GENEVA — Iran agreed Tuesday to another international meeting next month on its nuclear program, though it appeared that two days of talks in Geneva had made little progress in the seven-year push for it to guarantee that it isn't seeking to build a nuclear weapon.
European Union foreign-policy chief Catherine Ashton characterized the talks between Iran and the sextet of Britain, China, France, Germany, Russia and the United States as "substantive" and "detailed" and said January's meeting would be a search for "practical ideas and ways of cooperating towards resolution of our core concerns about the nuclear issue."
But Iran's negotiator, Saeed Jalili, offered a different interpretation, calling Ashton's comments "disrespectful" and saying that the meeting next month in Istanbul, Turkey, would be devoted only to "cooperation to find common ground."
"I am announcing openly and clearly that Iran will not discuss a uranium enrichment halt in the next meeting in Istanbul with major powers," Jalili said.
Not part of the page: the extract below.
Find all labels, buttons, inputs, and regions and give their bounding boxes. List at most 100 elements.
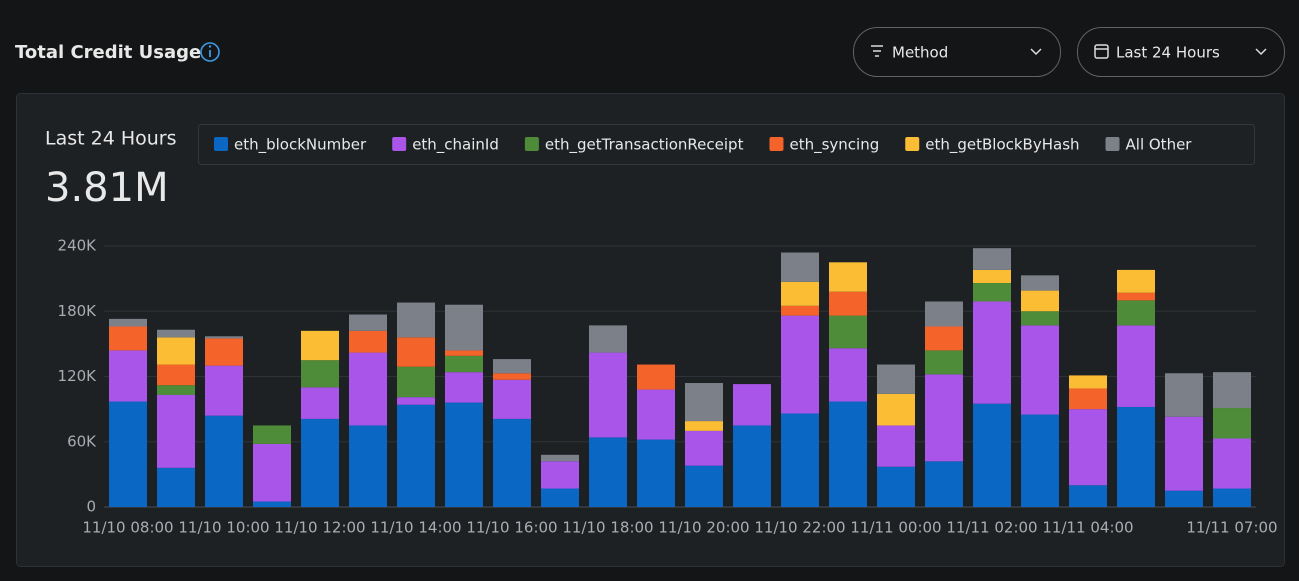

His position was echoed in Iran, where the website of the Islamic Republic of Iran Broadcasting said President Mahmoud Ahmadinejad had called on the international community "to amend their wrong policies on Iran's peaceful nuclear program."
Still, Western officials said the primary goal of the Geneva meeting, resuming negotiations that broke off 14 months ago, had been achieved.
At their last meeting, in October 2009, the six world powers and Iran agreed that Iran would ship most of its enriched uranium to Russia in exchange for fuel for a research reactor.
The plan foundered within weeks, however, as Iran objected to the timing of the exchange.
Iran claims that its nuclear program is a peaceful effort to generate electricity and that its right to such a program under the nuclear Non-Proliferation Treaty isn't debatable.
The United States leads the international community in charging that Iran wants to build the capacity to enrich uranium for nuclear weapons.